GiGi during her treatment
GG, shown here taking a selfie with her mother at our hospital during treatment.

When Ge’Onah “GG” Gray was 11 years old, she was diagnosed with rhabdomyosarcoma, an aggressive facial tumor that left her unable to speak and in excruciating pain. After a year of treatment, GG's condition had worsened, and she was given days to live. 

“I said ‘no,’” says Mimi Williams, GG’s mother. “I refused to give up on my child.” 

Mother and daughter were determined. They scoured the internet for pediatric oncologists with the expertise to treat GG’s condition. Their search led them to UCSF’s Robert Goldsby, MD, who agreed to take the case.  

Dr. Goldsby drew upon UCSF’s unparalleled expertise to assemble a multidisciplinary team of surgeons – spanning oncology, otolaryngology, and plastic surgery – to conduct a complex operation with one goal: to give GG a second chance. 

GG and Mimi arrived in San Francisco on a Monday. By Friday, a team of seven surgeons had saved GG’s life and bought mother and daughter more time together.  

Mimi says that it took more than medicine to bring her child back to life.

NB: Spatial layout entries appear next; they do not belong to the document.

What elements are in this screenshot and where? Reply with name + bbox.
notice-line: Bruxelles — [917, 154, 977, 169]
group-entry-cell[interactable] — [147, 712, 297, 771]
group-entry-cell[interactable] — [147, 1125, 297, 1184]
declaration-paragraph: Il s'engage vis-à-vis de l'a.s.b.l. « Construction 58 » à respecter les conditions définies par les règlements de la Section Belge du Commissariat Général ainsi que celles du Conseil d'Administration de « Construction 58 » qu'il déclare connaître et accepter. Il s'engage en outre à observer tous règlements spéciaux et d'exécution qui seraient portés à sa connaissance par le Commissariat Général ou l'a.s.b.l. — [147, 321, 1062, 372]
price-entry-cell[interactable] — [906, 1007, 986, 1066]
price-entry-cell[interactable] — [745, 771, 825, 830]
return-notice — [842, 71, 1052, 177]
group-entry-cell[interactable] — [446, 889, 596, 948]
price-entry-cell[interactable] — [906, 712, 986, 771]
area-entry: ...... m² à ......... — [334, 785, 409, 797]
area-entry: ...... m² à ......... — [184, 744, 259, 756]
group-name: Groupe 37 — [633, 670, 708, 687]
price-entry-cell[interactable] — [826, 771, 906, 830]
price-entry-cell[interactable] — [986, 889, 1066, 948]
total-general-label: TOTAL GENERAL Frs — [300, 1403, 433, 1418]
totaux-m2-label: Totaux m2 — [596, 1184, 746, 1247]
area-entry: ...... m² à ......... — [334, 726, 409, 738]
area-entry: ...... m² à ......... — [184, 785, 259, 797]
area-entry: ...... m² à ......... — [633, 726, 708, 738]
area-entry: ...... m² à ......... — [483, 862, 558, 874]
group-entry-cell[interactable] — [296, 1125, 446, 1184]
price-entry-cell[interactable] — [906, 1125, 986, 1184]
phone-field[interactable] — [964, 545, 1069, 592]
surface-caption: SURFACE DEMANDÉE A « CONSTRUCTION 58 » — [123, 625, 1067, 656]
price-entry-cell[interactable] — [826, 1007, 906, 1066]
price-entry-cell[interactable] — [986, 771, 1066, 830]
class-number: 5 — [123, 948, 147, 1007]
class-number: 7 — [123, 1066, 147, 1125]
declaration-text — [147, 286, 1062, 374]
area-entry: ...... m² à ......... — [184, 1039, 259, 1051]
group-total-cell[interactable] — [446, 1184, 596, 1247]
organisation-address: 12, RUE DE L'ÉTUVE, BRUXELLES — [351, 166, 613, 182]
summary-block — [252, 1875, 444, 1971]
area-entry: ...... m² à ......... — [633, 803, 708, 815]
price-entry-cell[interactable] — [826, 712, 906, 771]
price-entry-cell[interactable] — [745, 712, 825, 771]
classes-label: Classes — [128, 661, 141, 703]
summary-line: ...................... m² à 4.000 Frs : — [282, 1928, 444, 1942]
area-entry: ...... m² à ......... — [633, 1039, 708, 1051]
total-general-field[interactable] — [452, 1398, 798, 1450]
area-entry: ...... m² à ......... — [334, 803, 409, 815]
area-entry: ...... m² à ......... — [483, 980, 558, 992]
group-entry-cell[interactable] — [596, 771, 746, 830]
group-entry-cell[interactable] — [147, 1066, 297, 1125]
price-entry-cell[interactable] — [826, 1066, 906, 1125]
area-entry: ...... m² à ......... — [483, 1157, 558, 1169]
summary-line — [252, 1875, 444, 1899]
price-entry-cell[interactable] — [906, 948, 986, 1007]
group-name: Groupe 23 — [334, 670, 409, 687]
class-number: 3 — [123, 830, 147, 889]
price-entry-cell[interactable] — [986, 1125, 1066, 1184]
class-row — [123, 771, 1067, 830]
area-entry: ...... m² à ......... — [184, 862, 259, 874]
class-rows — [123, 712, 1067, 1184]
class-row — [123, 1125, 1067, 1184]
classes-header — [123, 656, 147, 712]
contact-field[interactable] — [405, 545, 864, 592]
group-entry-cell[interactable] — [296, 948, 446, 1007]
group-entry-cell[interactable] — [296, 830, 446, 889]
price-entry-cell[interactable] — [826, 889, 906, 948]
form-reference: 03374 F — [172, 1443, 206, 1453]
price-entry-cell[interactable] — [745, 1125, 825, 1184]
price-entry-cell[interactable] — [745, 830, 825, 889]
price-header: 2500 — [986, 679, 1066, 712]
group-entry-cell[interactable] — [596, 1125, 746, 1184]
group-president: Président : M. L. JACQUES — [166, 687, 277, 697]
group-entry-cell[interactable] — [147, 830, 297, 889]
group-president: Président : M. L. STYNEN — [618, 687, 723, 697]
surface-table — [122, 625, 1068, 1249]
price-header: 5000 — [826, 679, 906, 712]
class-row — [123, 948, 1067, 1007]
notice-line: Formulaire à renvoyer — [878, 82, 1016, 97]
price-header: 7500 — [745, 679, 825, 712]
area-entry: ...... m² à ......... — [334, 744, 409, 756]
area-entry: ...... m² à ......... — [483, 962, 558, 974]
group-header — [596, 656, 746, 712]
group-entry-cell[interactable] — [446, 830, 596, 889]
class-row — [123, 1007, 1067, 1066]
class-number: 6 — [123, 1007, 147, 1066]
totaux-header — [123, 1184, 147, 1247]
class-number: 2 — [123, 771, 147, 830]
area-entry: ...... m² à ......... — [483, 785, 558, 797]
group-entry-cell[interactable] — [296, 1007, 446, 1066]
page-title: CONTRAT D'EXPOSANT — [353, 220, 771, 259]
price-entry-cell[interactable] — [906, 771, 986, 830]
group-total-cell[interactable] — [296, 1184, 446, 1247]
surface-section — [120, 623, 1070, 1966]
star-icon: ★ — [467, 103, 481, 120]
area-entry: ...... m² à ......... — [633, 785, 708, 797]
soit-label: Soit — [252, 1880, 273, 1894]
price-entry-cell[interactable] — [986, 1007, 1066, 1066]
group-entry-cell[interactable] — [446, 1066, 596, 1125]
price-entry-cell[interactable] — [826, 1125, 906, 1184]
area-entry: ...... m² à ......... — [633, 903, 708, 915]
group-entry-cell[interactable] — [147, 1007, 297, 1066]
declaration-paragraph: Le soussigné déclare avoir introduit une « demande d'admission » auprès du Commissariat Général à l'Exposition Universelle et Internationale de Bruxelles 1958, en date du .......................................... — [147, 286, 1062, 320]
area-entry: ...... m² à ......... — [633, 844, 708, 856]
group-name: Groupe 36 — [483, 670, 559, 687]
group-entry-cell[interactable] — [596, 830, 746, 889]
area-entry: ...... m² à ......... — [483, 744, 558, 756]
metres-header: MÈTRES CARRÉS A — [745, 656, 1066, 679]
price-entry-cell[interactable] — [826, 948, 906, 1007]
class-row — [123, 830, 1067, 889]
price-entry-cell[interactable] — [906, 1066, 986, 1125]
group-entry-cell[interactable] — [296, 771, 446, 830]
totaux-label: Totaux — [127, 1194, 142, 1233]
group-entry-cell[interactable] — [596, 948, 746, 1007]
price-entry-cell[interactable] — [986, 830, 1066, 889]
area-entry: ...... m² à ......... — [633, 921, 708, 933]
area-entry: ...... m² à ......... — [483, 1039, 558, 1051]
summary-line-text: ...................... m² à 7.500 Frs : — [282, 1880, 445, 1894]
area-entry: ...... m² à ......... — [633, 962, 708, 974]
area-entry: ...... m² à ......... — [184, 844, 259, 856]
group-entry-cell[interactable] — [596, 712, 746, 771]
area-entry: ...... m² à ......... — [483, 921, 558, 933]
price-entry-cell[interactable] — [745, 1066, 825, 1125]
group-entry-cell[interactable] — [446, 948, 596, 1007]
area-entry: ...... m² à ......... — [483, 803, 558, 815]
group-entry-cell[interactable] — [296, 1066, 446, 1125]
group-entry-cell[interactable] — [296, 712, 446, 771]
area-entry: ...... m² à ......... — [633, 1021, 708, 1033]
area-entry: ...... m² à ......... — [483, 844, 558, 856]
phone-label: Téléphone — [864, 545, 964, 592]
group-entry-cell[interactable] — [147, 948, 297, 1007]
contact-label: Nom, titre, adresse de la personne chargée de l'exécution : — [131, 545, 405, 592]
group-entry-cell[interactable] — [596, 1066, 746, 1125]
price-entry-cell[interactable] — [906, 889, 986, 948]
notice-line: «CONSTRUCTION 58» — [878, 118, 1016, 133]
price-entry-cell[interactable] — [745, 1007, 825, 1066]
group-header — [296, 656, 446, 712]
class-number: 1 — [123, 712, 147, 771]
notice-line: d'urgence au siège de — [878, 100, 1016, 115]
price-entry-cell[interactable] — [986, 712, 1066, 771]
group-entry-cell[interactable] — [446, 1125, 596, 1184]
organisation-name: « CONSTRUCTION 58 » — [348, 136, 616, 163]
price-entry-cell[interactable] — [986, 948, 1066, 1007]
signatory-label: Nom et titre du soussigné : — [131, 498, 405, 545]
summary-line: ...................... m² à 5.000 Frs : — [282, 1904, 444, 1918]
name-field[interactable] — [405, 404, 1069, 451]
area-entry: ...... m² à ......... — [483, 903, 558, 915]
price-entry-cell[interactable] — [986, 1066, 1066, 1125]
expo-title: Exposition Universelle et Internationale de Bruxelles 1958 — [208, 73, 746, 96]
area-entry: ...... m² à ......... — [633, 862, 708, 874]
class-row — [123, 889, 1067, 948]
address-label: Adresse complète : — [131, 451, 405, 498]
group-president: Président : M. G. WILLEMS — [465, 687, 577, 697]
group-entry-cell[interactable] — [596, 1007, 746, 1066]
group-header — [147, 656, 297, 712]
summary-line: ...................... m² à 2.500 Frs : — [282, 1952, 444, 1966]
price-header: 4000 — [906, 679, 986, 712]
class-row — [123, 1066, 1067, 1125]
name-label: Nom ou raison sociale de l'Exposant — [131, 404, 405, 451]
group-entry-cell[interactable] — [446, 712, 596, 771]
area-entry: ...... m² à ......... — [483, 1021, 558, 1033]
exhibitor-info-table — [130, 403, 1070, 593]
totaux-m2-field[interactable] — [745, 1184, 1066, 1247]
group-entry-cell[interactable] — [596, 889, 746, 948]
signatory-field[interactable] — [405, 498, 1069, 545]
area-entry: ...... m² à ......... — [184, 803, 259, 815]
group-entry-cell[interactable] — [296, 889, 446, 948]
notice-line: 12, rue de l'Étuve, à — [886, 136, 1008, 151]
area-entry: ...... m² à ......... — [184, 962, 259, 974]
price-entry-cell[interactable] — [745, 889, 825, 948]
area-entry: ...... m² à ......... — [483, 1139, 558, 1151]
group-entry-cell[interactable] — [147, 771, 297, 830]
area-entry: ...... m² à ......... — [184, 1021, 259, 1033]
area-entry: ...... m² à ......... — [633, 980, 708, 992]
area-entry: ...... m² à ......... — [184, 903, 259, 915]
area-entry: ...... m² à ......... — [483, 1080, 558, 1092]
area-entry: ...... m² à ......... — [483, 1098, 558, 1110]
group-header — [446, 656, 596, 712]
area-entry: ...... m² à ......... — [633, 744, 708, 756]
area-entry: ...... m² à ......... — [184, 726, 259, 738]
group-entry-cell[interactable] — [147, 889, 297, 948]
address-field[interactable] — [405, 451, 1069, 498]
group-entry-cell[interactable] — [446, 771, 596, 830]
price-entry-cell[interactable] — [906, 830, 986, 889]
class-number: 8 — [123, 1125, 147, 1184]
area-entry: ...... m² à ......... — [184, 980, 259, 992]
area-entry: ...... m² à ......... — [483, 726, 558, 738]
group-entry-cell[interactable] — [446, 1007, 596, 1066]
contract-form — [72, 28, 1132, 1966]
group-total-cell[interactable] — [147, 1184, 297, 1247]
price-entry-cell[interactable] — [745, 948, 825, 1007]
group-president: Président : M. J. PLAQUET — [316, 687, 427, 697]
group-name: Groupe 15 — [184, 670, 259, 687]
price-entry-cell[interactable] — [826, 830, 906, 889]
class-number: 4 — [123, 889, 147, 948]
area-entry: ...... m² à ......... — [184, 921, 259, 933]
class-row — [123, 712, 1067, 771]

During GG's month-long hospitalization, UCSF provided holistic support. When the surgeons and nurses left her room, the Child Life specialists and music therapists showed up. GG learned to play the ukulele and became immersed in sing-signing – the practice of expressing a song through sign language.  

A music therapist and a school teacher join GG in a sing-sign rendition of Katy Perry's "ROAR".

“She was a kid again,” says Mimi. “As a parent, seeing your child who has been through so much forget about being sick and escape back into childhood ... was amazing.” 

GG still faces an uphill battle. In their most difficult moments, mother and daughter hold each other close and look up at the names on the walls of UCSF Benioff Children’s Hospital – the names of the donors who make lifesaving care possible through gifts for research, and the names of the patrons who fund the Child Life services that were crucial to GG's recovery. And they say to each other, one day, we will give back to this community too, and help a family like ours come back to life.